Nothing in new clause 1 would protect buffer zones. New clause 20 would explicitly protect buffer zones, because the Northern Ireland Human Rights Commission has intervened to protect buffer zones as part of human rights legislation. Some may argue, “Don’t worry: because she made that ruling and fought that case for us in Northern Ireland, we can apply it to England and Wales.” New clause 20 would put that beyond doubt. It is therefore not some untried and untested mechanism for defending abortion; it is about recognising that, if we want to protect abortion access, we have to repeal the relevant legislation and then say what happens next.
I cannot let the occasion pass without putting it on the record that silent prayer is very much just that: a silent prayer between the individual and their God. Nothing is ever said. With respect to the hon. Lady, it is totally erroneous for her to say that a silent prayer is wrong.

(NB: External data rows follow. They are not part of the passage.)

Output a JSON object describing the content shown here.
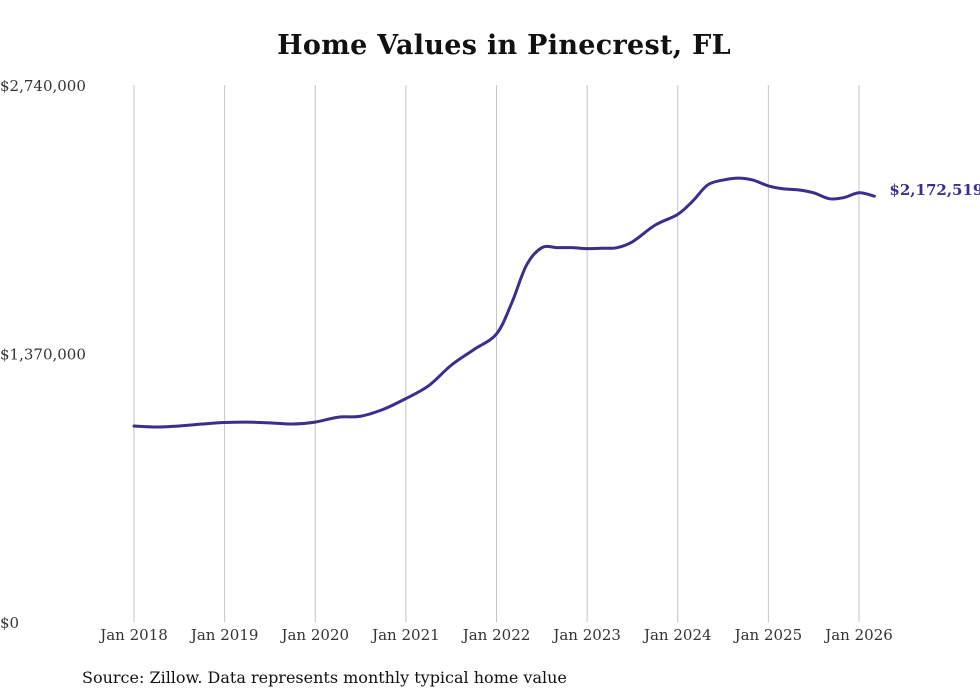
{
  "chart_data": {
    "type": "line",
    "title": "Home Values in Pinecrest, FL",
    "xlabel": "",
    "ylabel": "",
    "ylim": [
      0,
      2740000
    ],
    "y_ticks": [
      {
        "value": 0,
        "label": "$0"
      },
      {
        "value": 1370000,
        "label": "$1,370,000"
      },
      {
        "value": 2740000,
        "label": "$2,740,000"
      }
    ],
    "x_range": [
      2018.0,
      2026.0
    ],
    "x_ticks": [
      {
        "value": 2018,
        "label": "Jan 2018"
      },
      {
        "value": 2019,
        "label": "Jan 2019"
      },
      {
        "value": 2020,
        "label": "Jan 2020"
      },
      {
        "value": 2021,
        "label": "Jan 2021"
      },
      {
        "value": 2022,
        "label": "Jan 2022"
      },
      {
        "value": 2023,
        "label": "Jan 2023"
      },
      {
        "value": 2024,
        "label": "Jan 2024"
      },
      {
        "value": 2025,
        "label": "Jan 2025"
      },
      {
        "value": 2026,
        "label": "Jan 2026"
      }
    ],
    "grid": {
      "vertical": true,
      "horizontal": false
    },
    "line_color": "#3b2e8c",
    "series": [
      {
        "name": "Typical home value",
        "x": [
          2018.0,
          2018.25,
          2018.5,
          2018.75,
          2019.0,
          2019.25,
          2019.5,
          2019.75,
          2020.0,
          2020.25,
          2020.5,
          2020.75,
          2021.0,
          2021.25,
          2021.5,
          2021.75,
          2022.0,
          2022.17,
          2022.33,
          2022.5,
          2022.67,
          2022.83,
          2023.0,
          2023.17,
          2023.33,
          2023.5,
          2023.75,
          2024.0,
          2024.17,
          2024.33,
          2024.5,
          2024.67,
          2024.83,
          2025.0,
          2025.17,
          2025.33,
          2025.5,
          2025.67,
          2025.83,
          2026.0,
          2026.17
        ],
        "values": [
          1000000,
          995000,
          1000000,
          1010000,
          1018000,
          1020000,
          1016000,
          1010000,
          1020000,
          1045000,
          1050000,
          1085000,
          1140000,
          1205000,
          1310000,
          1390000,
          1470000,
          1630000,
          1820000,
          1910000,
          1910000,
          1910000,
          1905000,
          1907000,
          1910000,
          1940000,
          2025000,
          2080000,
          2150000,
          2230000,
          2255000,
          2265000,
          2255000,
          2225000,
          2210000,
          2205000,
          2190000,
          2160000,
          2165000,
          2190000,
          2172519
        ]
      }
    ],
    "end_label": "$2,172,519"
  },
  "source_note": "Source: Zillow. Data represents monthly typical home value"
}
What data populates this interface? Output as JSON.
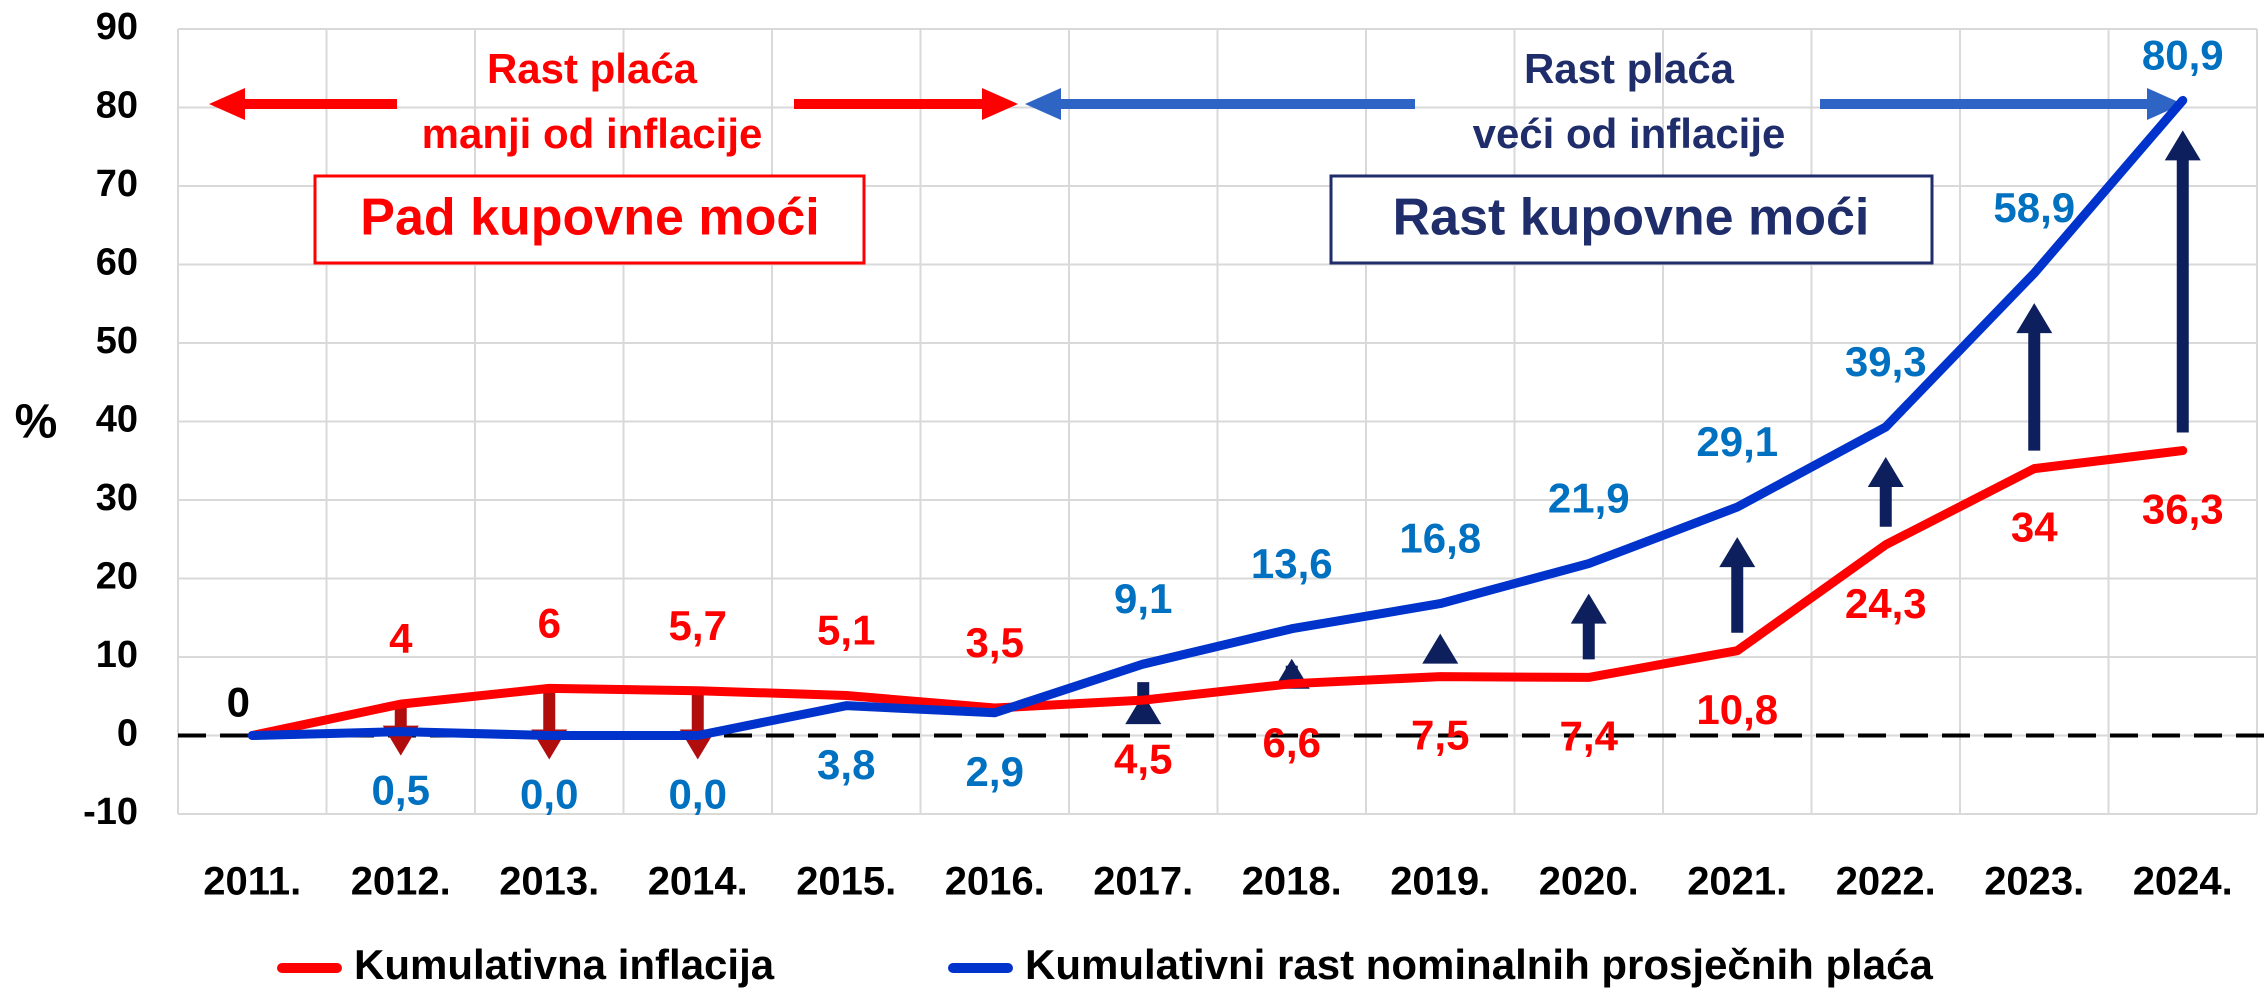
{
  "chart_data": {
    "type": "line",
    "y_label": "%",
    "categories": [
      "2011.",
      "2012.",
      "2013.",
      "2014.",
      "2015.",
      "2016.",
      "2017.",
      "2018.",
      "2019.",
      "2020.",
      "2021.",
      "2022.",
      "2023.",
      "2024."
    ],
    "series": [
      {
        "name": "Kumulativna inflacija",
        "color": "#ff0000",
        "label_color": "#ff0000",
        "values": [
          0,
          4,
          6,
          5.7,
          5.1,
          3.5,
          4.5,
          6.6,
          7.5,
          7.4,
          10.8,
          24.3,
          34,
          36.3
        ],
        "value_labels": [
          "0",
          "4",
          "6",
          "5,7",
          "5,1",
          "3,5",
          "4,5",
          "6,6",
          "7,5",
          "7,4",
          "10,8",
          "24,3",
          "34",
          "36,3"
        ]
      },
      {
        "name": "Kumulativni rast nominalnih prosječnih plaća",
        "color": "#0033cc",
        "label_color": "#0070c0",
        "values": [
          0,
          0.5,
          0.0,
          0.0,
          3.8,
          2.9,
          9.1,
          13.6,
          16.8,
          21.9,
          29.1,
          39.3,
          58.9,
          80.9
        ],
        "value_labels": [
          null,
          "0,5",
          "0,0",
          "0,0",
          "3,8",
          "2,9",
          "9,1",
          "13,6",
          "16,8",
          "21,9",
          "29,1",
          "39,3",
          "58,9",
          "80,9"
        ]
      }
    ],
    "ylim": [
      -10,
      90
    ],
    "yticks": [
      -10,
      0,
      10,
      20,
      30,
      40,
      50,
      60,
      70,
      80,
      90
    ],
    "grid": true,
    "annotations": {
      "left_line1": "Rast plaća",
      "left_line2": "manji od inflacije",
      "left_box": "Pad kupovne moći",
      "right_line1": "Rast plaća",
      "right_line2": "veći od inflacije",
      "right_box": "Rast kupovne moći"
    }
  }
}
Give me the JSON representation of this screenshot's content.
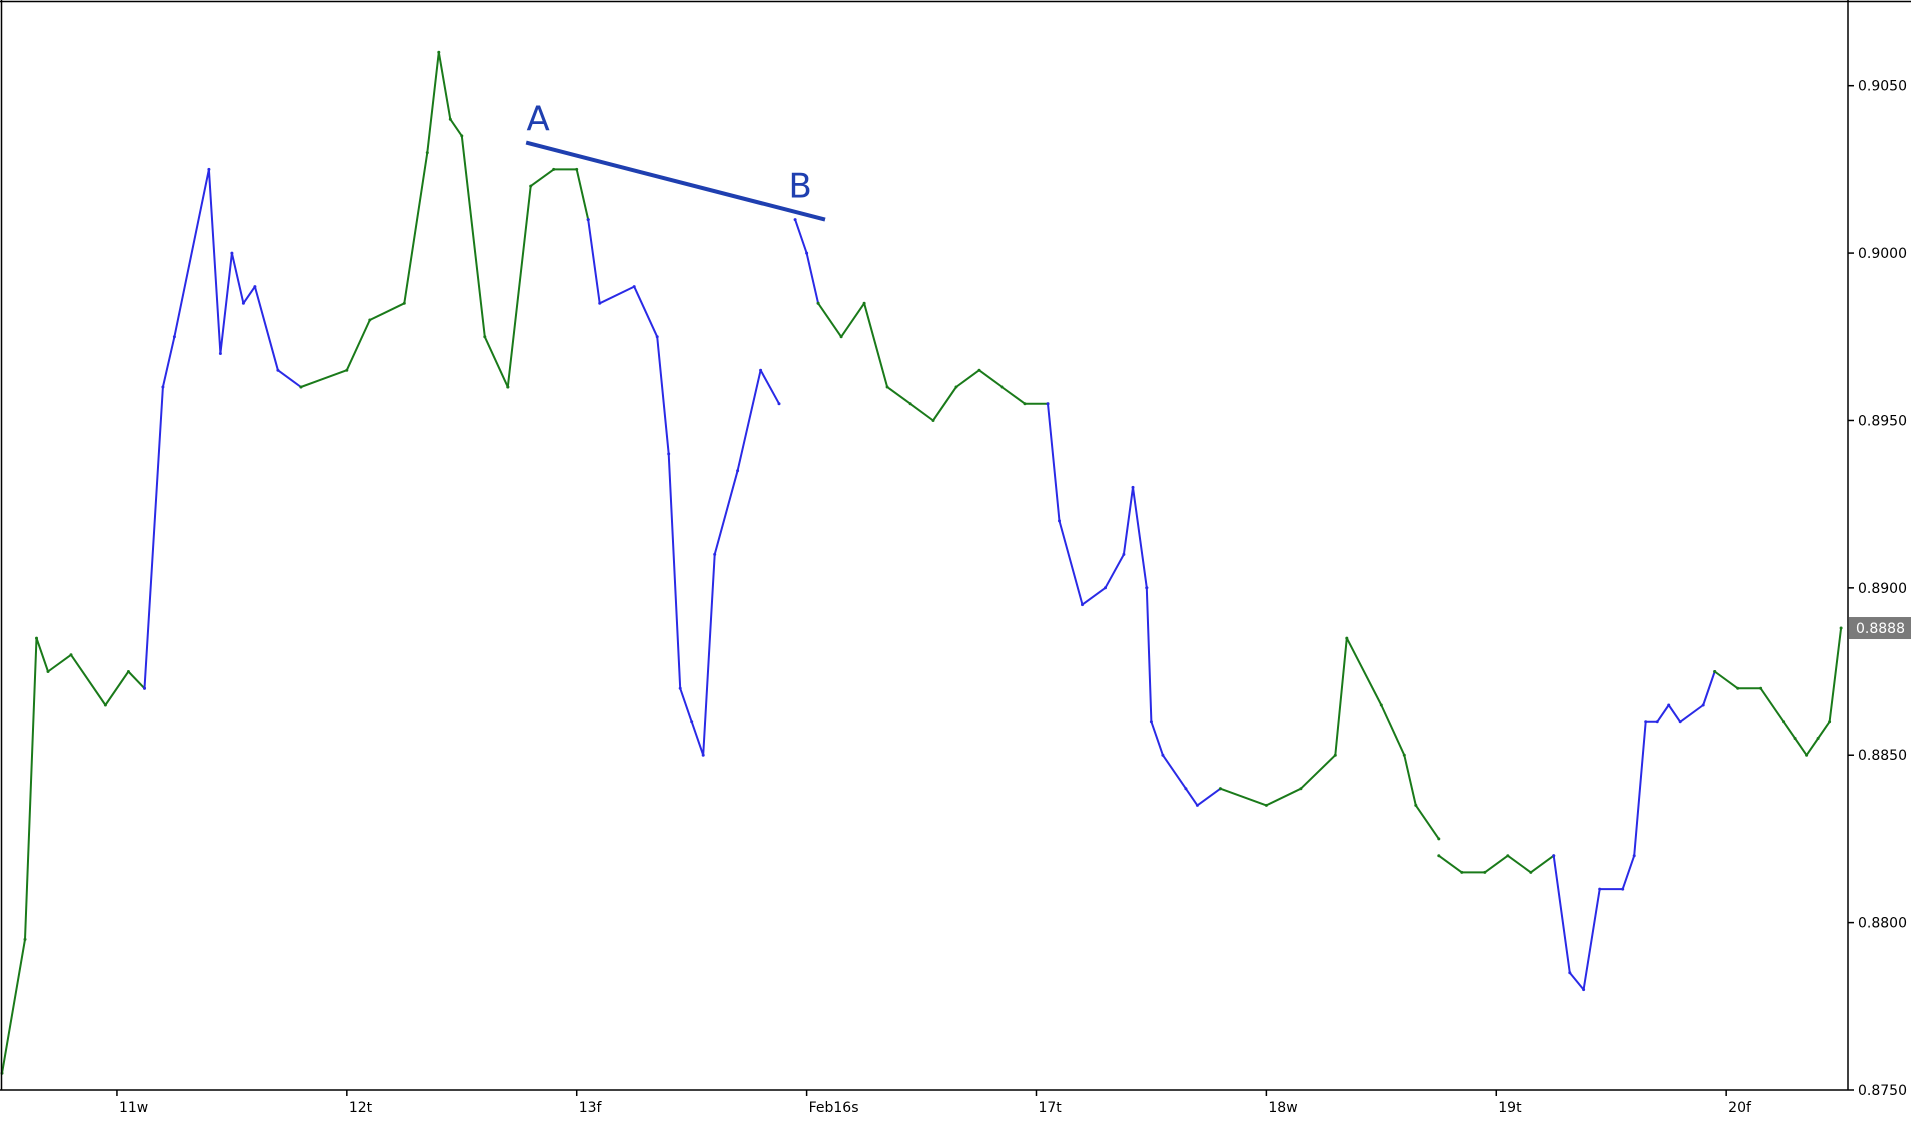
{
  "chart_data": {
    "type": "line",
    "style": "bar-ohlc",
    "xlim": [
      0,
      8.03
    ],
    "ylim": [
      0.875,
      0.9075
    ],
    "x_ticks": [
      {
        "label": "11w",
        "x": 0.5
      },
      {
        "label": "12t",
        "x": 1.5
      },
      {
        "label": "13f",
        "x": 2.5
      },
      {
        "label": "Feb16s",
        "x": 3.5
      },
      {
        "label": "17t",
        "x": 4.5
      },
      {
        "label": "18w",
        "x": 5.5
      },
      {
        "label": "19t",
        "x": 6.5
      },
      {
        "label": "20f",
        "x": 7.5
      }
    ],
    "y_ticks": [
      0.875,
      0.88,
      0.885,
      0.89,
      0.895,
      0.9,
      0.905
    ],
    "y_tick_labels": [
      "0.8750",
      "0.8800",
      "0.8850",
      "0.8900",
      "0.8950",
      "0.9000",
      "0.9050"
    ],
    "current_price": 0.8888,
    "current_price_label": "0.8888",
    "grid": false,
    "colors": {
      "up": "#1a7a1a",
      "down": "#2a2ae6",
      "annotation": "#1f3fb0",
      "price_tag": "#7a7a7a"
    },
    "series": [
      {
        "color_key": "up",
        "x": [
          0.0,
          0.1,
          0.15,
          0.2,
          0.3,
          0.45,
          0.55,
          0.62
        ],
        "y": [
          0.8755,
          0.8795,
          0.8885,
          0.8875,
          0.888,
          0.8865,
          0.8875,
          0.887
        ]
      },
      {
        "color_key": "down",
        "x": [
          0.62,
          0.7,
          0.75,
          0.9,
          0.95,
          1.0,
          1.05,
          1.1,
          1.2,
          1.3
        ],
        "y": [
          0.887,
          0.896,
          0.8975,
          0.9025,
          0.897,
          0.9,
          0.8985,
          0.899,
          0.8965,
          0.896
        ]
      },
      {
        "color_key": "up",
        "x": [
          1.3,
          1.5,
          1.6,
          1.75,
          1.85,
          1.9,
          1.95,
          2.0,
          2.1,
          2.2
        ],
        "y": [
          0.896,
          0.8965,
          0.898,
          0.8985,
          0.903,
          0.906,
          0.904,
          0.9035,
          0.8975,
          0.896
        ]
      },
      {
        "color_key": "up",
        "x": [
          2.2,
          2.3,
          2.4,
          2.5,
          2.55
        ],
        "y": [
          0.896,
          0.902,
          0.9025,
          0.9025,
          0.901
        ]
      },
      {
        "color_key": "down",
        "x": [
          2.55,
          2.6,
          2.75,
          2.85,
          2.9,
          2.95,
          3.0,
          3.05,
          3.1,
          3.2,
          3.3,
          3.38
        ],
        "y": [
          0.901,
          0.8985,
          0.899,
          0.8975,
          0.894,
          0.887,
          0.886,
          0.885,
          0.891,
          0.8935,
          0.8965,
          0.8955
        ]
      },
      {
        "color_key": "down",
        "x": [
          3.45,
          3.5,
          3.55
        ],
        "y": [
          0.901,
          0.9,
          0.8985
        ]
      },
      {
        "color_key": "up",
        "x": [
          3.55,
          3.65,
          3.75,
          3.85,
          3.95,
          4.05,
          4.15,
          4.25,
          4.35,
          4.45,
          4.55
        ],
        "y": [
          0.8985,
          0.8975,
          0.8985,
          0.896,
          0.8955,
          0.895,
          0.896,
          0.8965,
          0.896,
          0.8955,
          0.8955
        ]
      },
      {
        "color_key": "down",
        "x": [
          4.55,
          4.6,
          4.7,
          4.8,
          4.88,
          4.92,
          4.98
        ],
        "y": [
          0.8955,
          0.892,
          0.8895,
          0.89,
          0.891,
          0.893,
          0.89
        ]
      },
      {
        "color_key": "down",
        "x": [
          4.98,
          5.0,
          5.05,
          5.15,
          5.2,
          5.3
        ],
        "y": [
          0.89,
          0.886,
          0.885,
          0.884,
          0.8835,
          0.884
        ]
      },
      {
        "color_key": "up",
        "x": [
          5.3,
          5.5,
          5.65,
          5.8,
          5.85,
          6.0,
          6.1,
          6.15,
          6.25
        ],
        "y": [
          0.884,
          0.8835,
          0.884,
          0.885,
          0.8885,
          0.8865,
          0.885,
          0.8835,
          0.8825
        ]
      },
      {
        "color_key": "up",
        "x": [
          6.25,
          6.35,
          6.45,
          6.55,
          6.65,
          6.75
        ],
        "y": [
          0.882,
          0.8815,
          0.8815,
          0.882,
          0.8815,
          0.882
        ]
      },
      {
        "color_key": "down",
        "x": [
          6.75,
          6.82,
          6.88,
          6.95,
          7.05,
          7.1,
          7.15,
          7.2,
          7.25,
          7.3,
          7.4,
          7.45
        ],
        "y": [
          0.882,
          0.8785,
          0.878,
          0.881,
          0.881,
          0.882,
          0.886,
          0.886,
          0.8865,
          0.886,
          0.8865,
          0.8875
        ]
      },
      {
        "color_key": "up",
        "x": [
          7.45,
          7.55,
          7.65,
          7.75,
          7.8,
          7.85,
          7.9,
          7.95,
          8.0
        ],
        "y": [
          0.8875,
          0.887,
          0.887,
          0.886,
          0.8855,
          0.885,
          0.8855,
          0.886,
          0.8888
        ]
      }
    ],
    "annotations": [
      {
        "label": "A",
        "x": 2.28,
        "y": 0.9033
      },
      {
        "label": "B",
        "x": 3.42,
        "y": 0.9013
      }
    ],
    "trendline": {
      "x1": 2.28,
      "y1": 0.9033,
      "x2": 3.58,
      "y2": 0.901
    }
  }
}
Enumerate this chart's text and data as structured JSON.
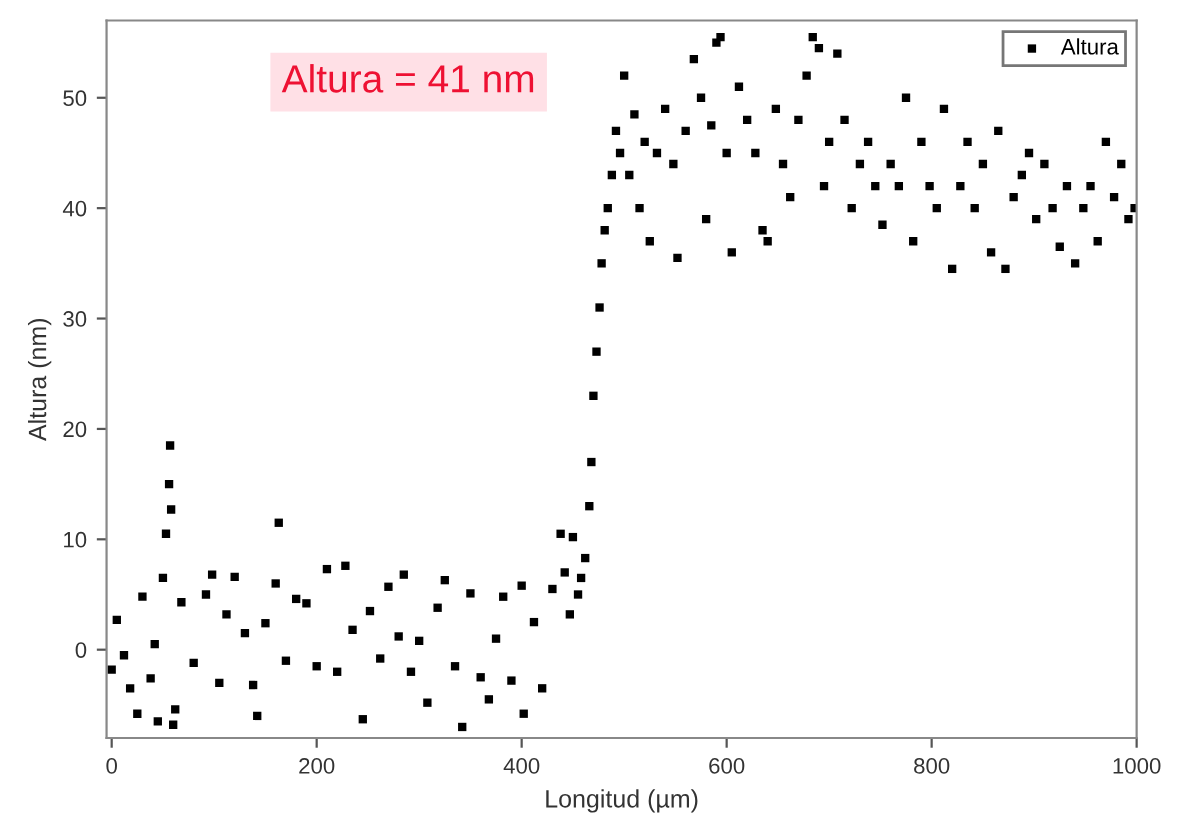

I understand the position that the hon. Member is taking. Many of us believe that somebody standing at an abortion clinic and feeling the need to pray there, rather than in a church or 150 metres away from the abortion clinic, is not silently praying but intervening on the privacy of the person accessing an abortion zone. That is why this Parliament—[Interruption.] I can hear the hon. Gentleman chuntering. I want to make some progress, but let me be very clear: those of us who recognise that safe access zones balance rights in the best way recognise that the hon. Gentleman is not alone in continuing to attack them. The vice-president of the United States has sought to attack our nation’s ability to protect women’s access to abortion clinics via safe access zones. The threat that we are facing is therefore not theoretical.